Couple steaming in outdoor bath (top left), woman steaming in outdoor bath (top right), and view of the grounds of Alyeska Resort (bottom)
Alyeska Resort

Anchorage’s numerous spas make for a relaxing retreat any time of year, but there’s something especially special about sinking into a steaming outdoor hot tub when the air around you is crisp and cool. 

The state’s first Nordic Spa recently opened at Alyeska Resort. This Nordic-inspired spa features hot and cold outdoor pools, a signature sauna, social relaxation spaces, and a wellness-focused bistro—all set against stunning mountain views.

Events

Running of the Reindeer (upper left); an artisan's booth at the Fur Rondy festival (upper right); The Outhouse Races at the Fur Rondy Festival (bottom left); and the Iditarod Sled Dog Race (bottom right)
Wayde Carroll & Rebecca Coolidge & JodyO.Photos | Visit Anchorage

Fall and winter are favorite times of the year for many Anchorage locals, as it’s when some of the best events take place—try to time your trip to Alaska to coincide with one of these festivals to truly taste a bit of Alaskan life. 

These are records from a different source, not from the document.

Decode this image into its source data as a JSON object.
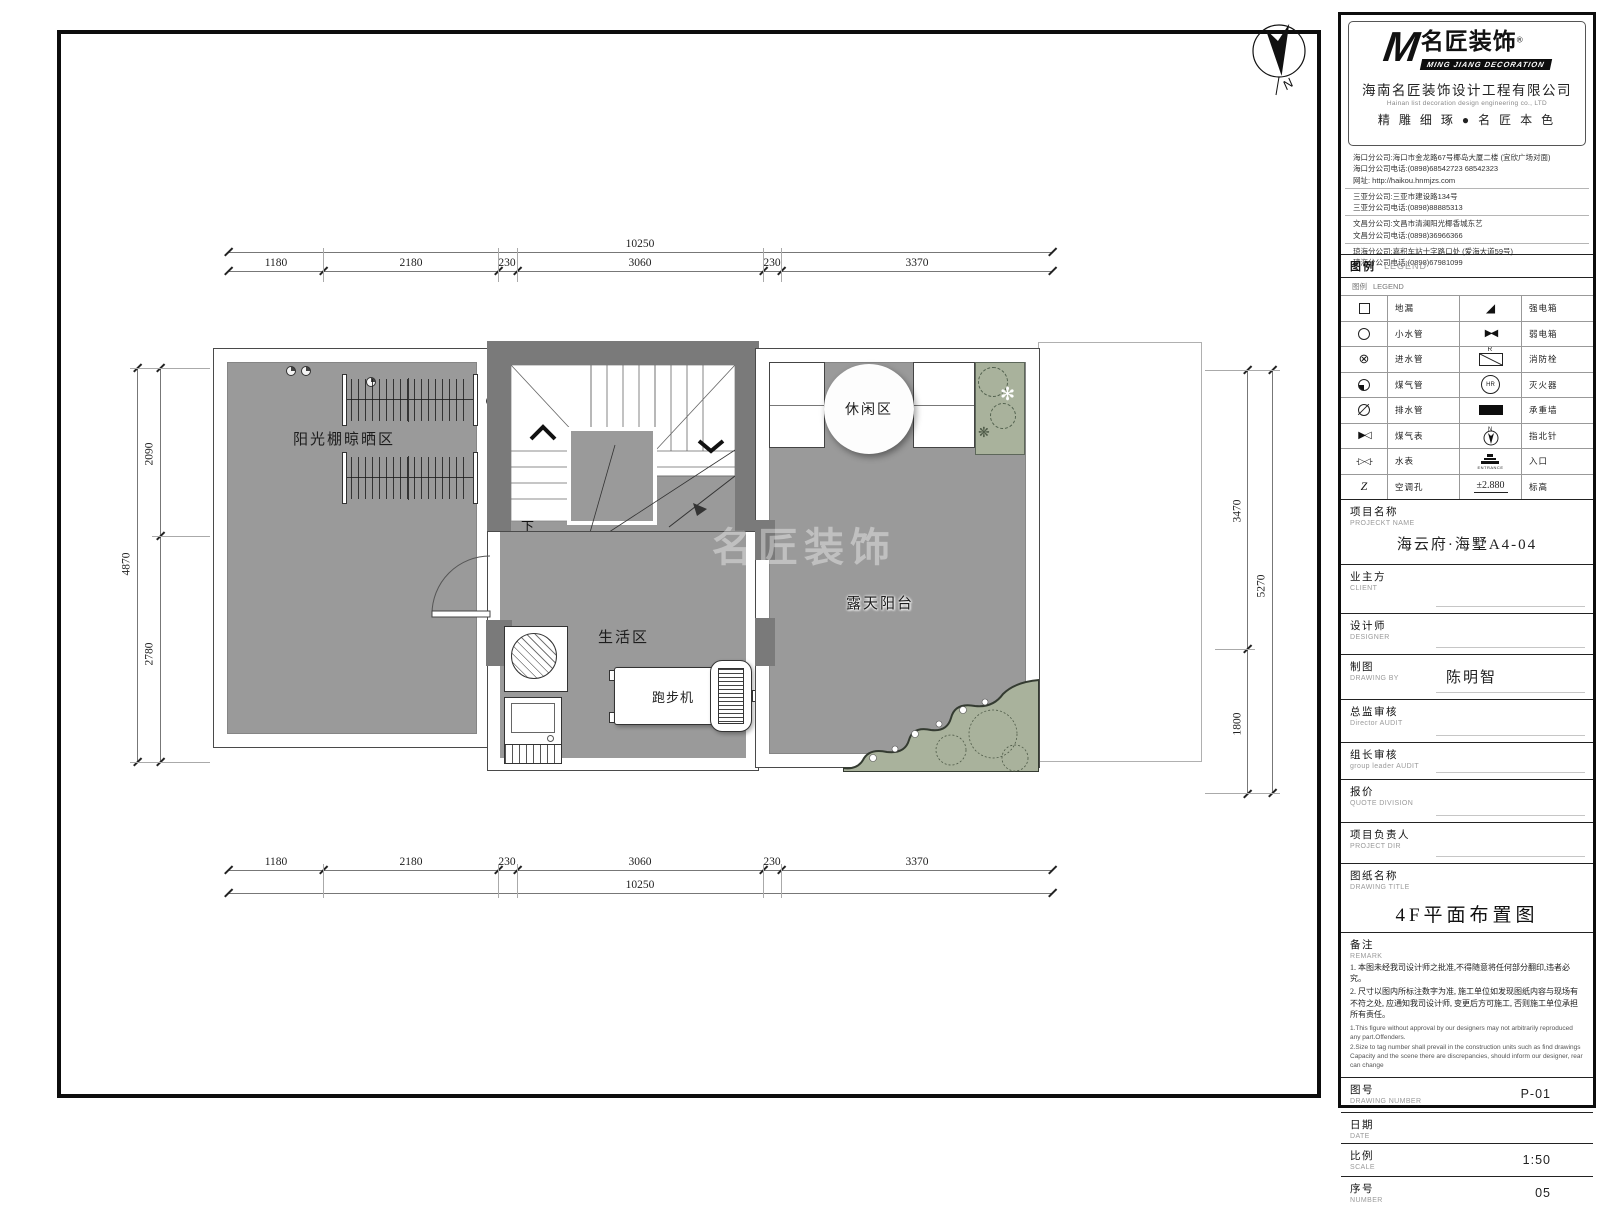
{
  "north": {
    "label": "N"
  },
  "plan": {
    "watermark": "名匠装饰",
    "labels": {
      "sun_area": "阳光棚晾晒区",
      "leisure": "休闲区",
      "living": "生活区",
      "terrace": "露天阳台",
      "treadmill": "跑步机",
      "down": "下"
    },
    "dims": {
      "top_total": "10250",
      "top_segments": [
        "1180",
        "2180",
        "230",
        "3060",
        "230",
        "3370"
      ],
      "bottom_segments": [
        "1180",
        "2180",
        "230",
        "3060",
        "230",
        "3370"
      ],
      "bottom_total": "10250",
      "left_total": "4870",
      "left_segments": [
        "2090",
        "2780"
      ],
      "right_segments": [
        "3470",
        "1800"
      ],
      "right_total": "5270"
    }
  },
  "titleblock": {
    "logo": {
      "m": "M",
      "cn": "名匠装饰",
      "reg": "®",
      "en": "MING JIANG DECORATION"
    },
    "company": {
      "name_cn": "海南名匠装饰设计工程有限公司",
      "name_en": "Hainan list decoration design engineering co., LTD",
      "slogan": "精 雕 细 琢 ● 名 匠 本 色"
    },
    "branches": [
      [
        "海口分公司:海口市金龙路67号椰岛大厦二楼 (宜欣广场对面)",
        "海口分公司电话:(0898)68542723 68542323",
        "网址: http://haikou.hnmjzs.com"
      ],
      [
        "三亚分公司:三亚市建设路134号",
        "三亚分公司电话:(0898)88885313"
      ],
      [
        "文昌分公司:文昌市清澜阳光椰香城东艺",
        "文昌分公司电话:(0898)36966366"
      ],
      [
        "琼海分公司:嘉积车站十字路口处 (爱海大道59号)",
        "琼海分公司电话:(0898)67981099"
      ]
    ],
    "legend": {
      "title_cn": "图例",
      "title_en": "LEGEND",
      "rows": [
        {
          "l1": "地漏",
          "l2": "强电箱"
        },
        {
          "l1": "小水管",
          "l2": "弱电箱"
        },
        {
          "l1": "进水管",
          "l2": "消防栓"
        },
        {
          "l1": "煤气管",
          "l2": "灭火器"
        },
        {
          "l1": "排水管",
          "l2": "承重墙"
        },
        {
          "l1": "煤气表",
          "l2": "指北针"
        },
        {
          "l1": "水表",
          "l2": "入口"
        },
        {
          "l1": "空调孔",
          "l2": "标高"
        }
      ],
      "hr": "HR",
      "hydrant_r": "R",
      "entrance": "ENTRANCE",
      "elevation": "±2.880",
      "north_n": "N",
      "gas_meter": "▶◁",
      "water_meter": "-▷◁-",
      "weak_box": "▶◀",
      "strong_box": "◢",
      "ac_hole": "Z",
      "inlet": "⊗"
    },
    "fields": {
      "project": {
        "cn": "项目名称",
        "en": "PROJECKT NAME",
        "value": "海云府·海墅A4-04"
      },
      "client": {
        "cn": "业主方",
        "en": "CLIENT",
        "value": ""
      },
      "designer": {
        "cn": "设计师",
        "en": "DESIGNER",
        "value": ""
      },
      "drawing_by": {
        "cn": "制图",
        "en": "DRAWING BY",
        "value": "陈明智"
      },
      "director_audit": {
        "cn": "总监审核",
        "en": "Director AUDIT",
        "value": ""
      },
      "leader_audit": {
        "cn": "组长审核",
        "en": "group leader AUDIT",
        "value": ""
      },
      "quote": {
        "cn": "报价",
        "en": "QUOTE DIVISION",
        "value": ""
      },
      "project_dir": {
        "cn": "项目负责人",
        "en": "PROJECT DIR",
        "value": ""
      },
      "drawing_title": {
        "cn": "图纸名称",
        "en": "DRAWING TITLE",
        "value": "4F平面布置图"
      },
      "remark": {
        "cn": "备注",
        "en": "REMARK",
        "notes_cn": [
          "1. 本图未经我司设计师之批准,不得随意将任何部分翻印,违者必究。",
          "2. 尺寸以图内所标注数字为准, 施工单位如发现图纸内容与现场有不符之处, 应通知我司设计师, 变更后方可施工, 否则施工单位承担所有责任。"
        ],
        "notes_en": [
          "1.This figure without approval by our designers may not arbitrarily reproduced any part.Offenders.",
          "2.Size to tag number shall prevail in the construction units such as find drawings Capacity and the scene there are discrepancies, should inform our designer, rear can change"
        ]
      },
      "drawing_number": {
        "cn": "图号",
        "en": "DRAWING NUMBER",
        "value": "P-01"
      },
      "date": {
        "cn": "日期",
        "en": "DATE",
        "value": ""
      },
      "scale": {
        "cn": "比例",
        "en": "SCALE",
        "value": "1:50"
      },
      "number": {
        "cn": "序号",
        "en": "NUMBER",
        "value": "05"
      }
    }
  }
}
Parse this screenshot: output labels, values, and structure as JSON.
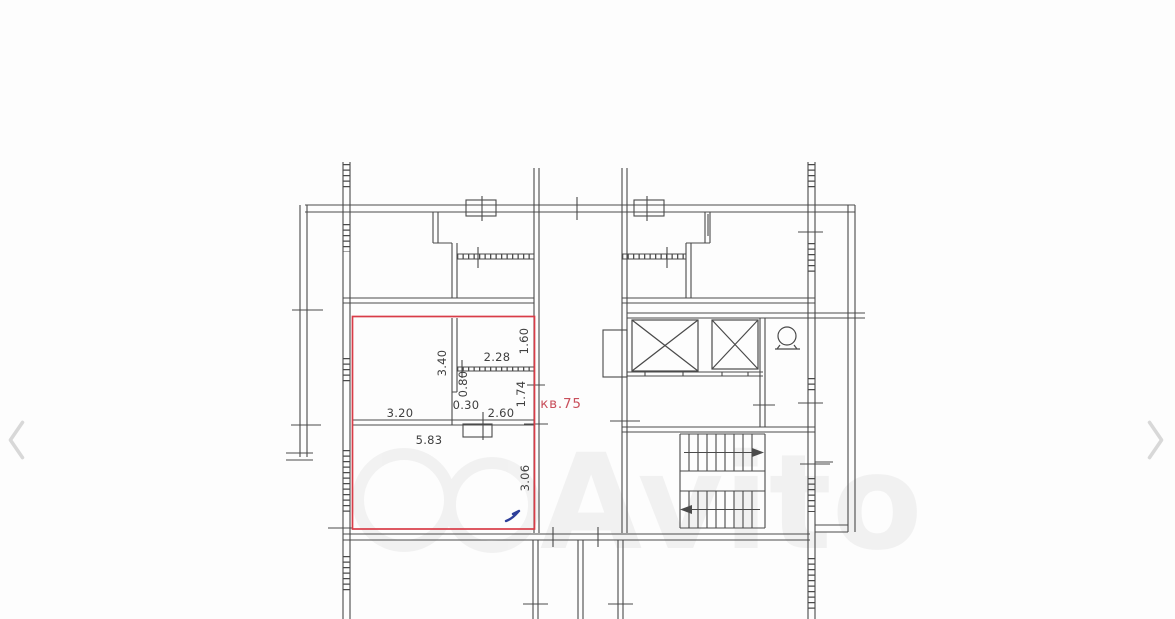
{
  "viewer": {
    "prev_label": "‹",
    "next_label": "›",
    "chevron_color": "#d8d8d8"
  },
  "floor_plan": {
    "apartment_label": "кв.75",
    "watermark": "Avito",
    "colors": {
      "line": "#4a4a4a",
      "text": "#3f3f3f",
      "highlight_red": "#d93c48",
      "label_red": "#c9505c",
      "pen_mark_blue": "#2e3f9a"
    },
    "dimensions": {
      "upper_room_depth": "3.40",
      "upper_room_width": "2.28",
      "right_niche_a": "1.60",
      "closet": "0.80",
      "offset": "0.30",
      "lower_partition_width": "2.60",
      "right_niche_b": "1.74",
      "left_partition_width": "3.20",
      "main_room_width": "5.83",
      "main_room_depth": "3.06"
    }
  }
}
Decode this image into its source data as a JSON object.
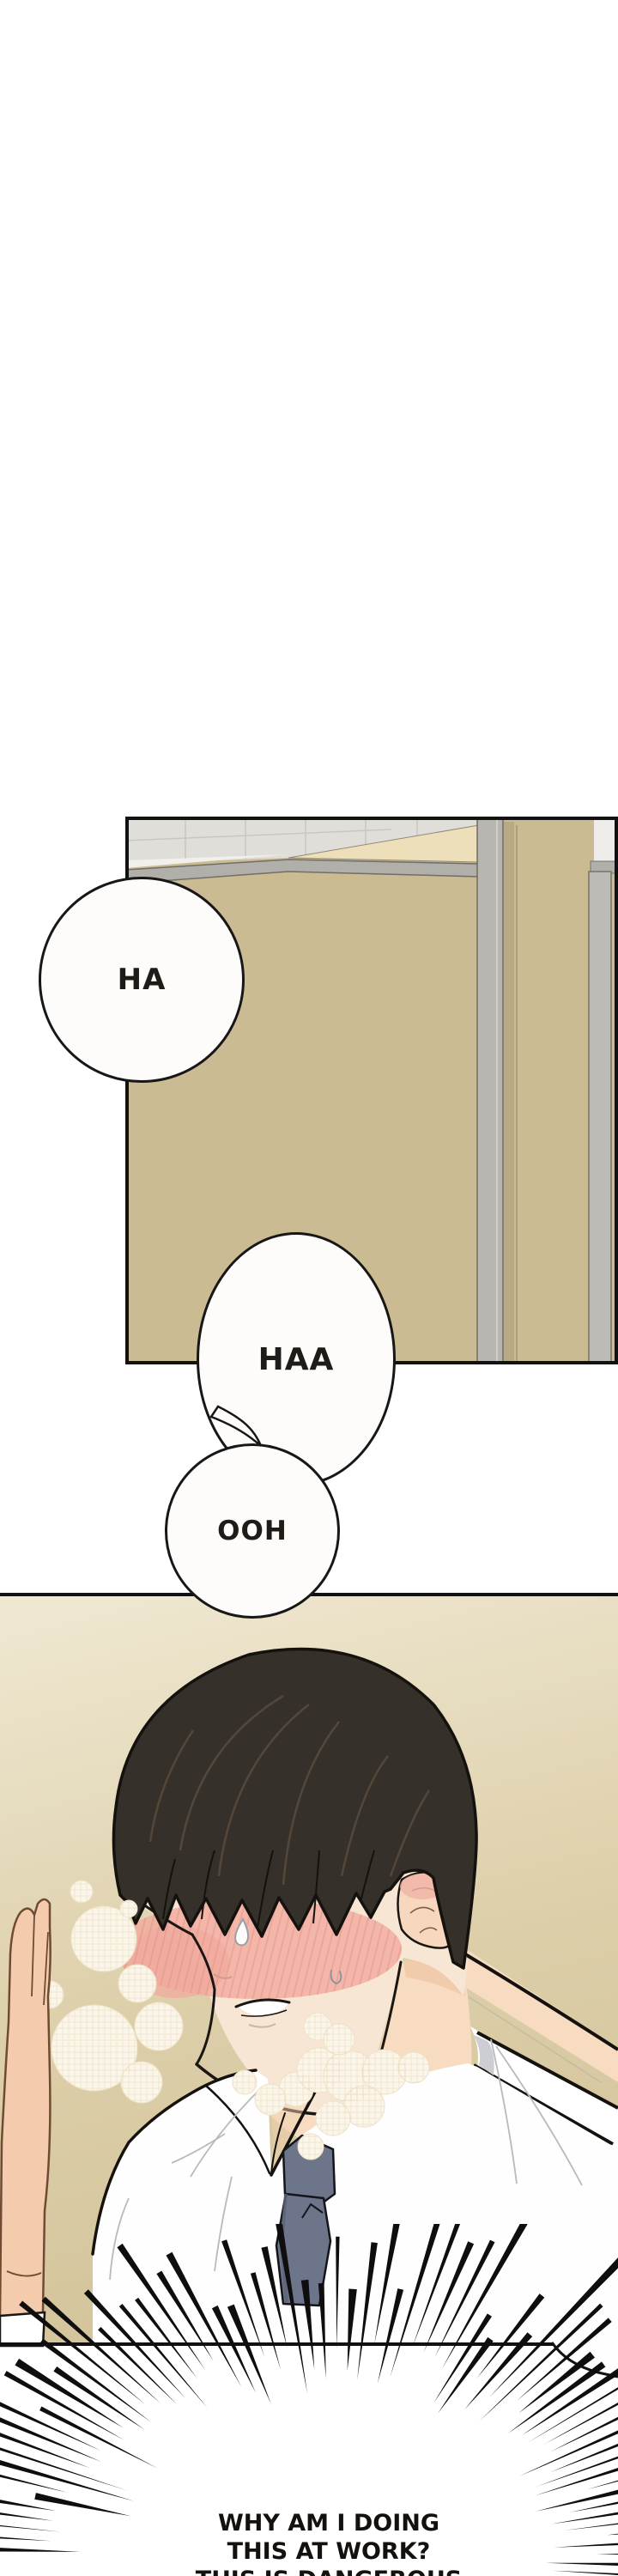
{
  "comic": {
    "type": "webtoon-episode-strip",
    "panel1": {
      "name": "bathroom-stall-scene",
      "colors": {
        "wall_tan": "#cabb92",
        "cream_wedge": "#ecdfba",
        "ceiling_gray": "#e0ded9",
        "rail_gray": "#b1afaa",
        "post_gray": "#b8b6b1",
        "border_black": "#111111"
      }
    },
    "bubbles": {
      "ha": {
        "text": "HA"
      },
      "haa": {
        "text": "HAA"
      },
      "ooh": {
        "text": "OOH"
      }
    },
    "panel2": {
      "name": "blushing-man-scene",
      "colors": {
        "bg_top": "#eee6cf",
        "bg_bottom": "#d2c39a",
        "hair_brown": "#35302a",
        "skin": "#f8e6d4",
        "blush_pink": "#f1aa9e",
        "tie_slate": "#6d758a",
        "shirt_white": "#fefefe"
      }
    },
    "caption": {
      "lines": [
        "WHY AM I DOING",
        "THIS AT WORK?",
        "THIS IS DANGEROUS"
      ]
    }
  }
}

The Iditarod Sled Dog Race, one of the most famous events in Alaska, kicks off in Anchorage on the first Saturday of March each year. Stake out a spot at the start line, or watch as the racers hit their stride further down the 11-mile route through the city. If you’re visiting before the race starts, you can take a tour of the kennels and meet the sled dogs or even give the sport a try yourself. 

Another fun event is Anchorage’s Fur Rondy, a rollicking festival that involves wacky competitions like the Outhouse Races and Running of the Reindeer. 

Flightseeing

Two people dressed in winter clothes taking a selfie in front of a red helicopter (top) and a small red plane on a snowy field (bottom)
Visit Anchorage

Despite being the tallest mountain in North America, Denali can be hard to see sometimes. It’s not uncommon for its peaks to be hidden among the clouds. For the best chances of an unobstructed view, visit in January through March, which is the clearest time of year in Denali National Park. 

Even though the iconic mountain is 140 miles away from Anchorage, you can still see it quite easily on a day trip—simply book one of the numerous flightseeing tours that depart from Anchorage. These scenic flights take just 45 minutes to reach Denali, and include plenty of time swooping around the mountain’s peaks and glaciers. 

Cross-Country Skiing

A woman, facing away from the viewer, cross county skiing down a snowy path toward the ocean
JodyO.Photos | Visit Anchorage

Anchorage’s hundred miles of trails are put to good use in the winter, when they become a playground for cross-country skiers. Kincaid Park’s 60 kilometers of trails regularly host cross-country events but are open for recreational users to enjoy as well. 

Or, if you prefer to make your own tracks, head to Powerline Pass, a popular spot for backcountry skiing. 

Hiking

Couple hiking the Iditarod Trail
Chris Arend | Visit Anchorage

Anchorage doesn’t typically see snow until November, and September and October can be some of the best months for hiking. The air is crisp but the sun is warm, and many trails offer incredible vistas of the fall foliage for leaf peepers. Your only dilemma? Choosing which path to take—Anchorage is home to around 300 miles of hiking trails

Visit Anchorage’s Museums

Traditional Native drummer and dancer at the Alaska Native Heritage Center
Visit Anchorage

Anchorage’s 12 museums offer plenty of indoor entertainment for bad weather days. Don’t miss the Alaska Native Heritage Center, the premier place in the state to learn about the heritage and culture of Alaska’s 11 major cultures.

The Anchorage Museum is another must-see—it’s Alaska’s largest museum and features a wide variety of exhibits, organized around 13 themes showcasing essential aspects of past and present day life in the state.

Sample the Local Dining Scene

Three friends enjoying food and beer at a restaurant
JodyO.Photos | Visit Anchorage

Anchorage is a thriving destination for foodies, with charming cafes and fine dining showcasing fresh and local ingredients. Cozy up with a cup of coffee when you need to warm up—the city has more coffee shops per person than almost anywhere else in the country. At night, unwind with a craft beer and live music at one of Anchorage’s many microbreweries (rumor is, Anchorage’s famously clean water makes the beer extra delicious.)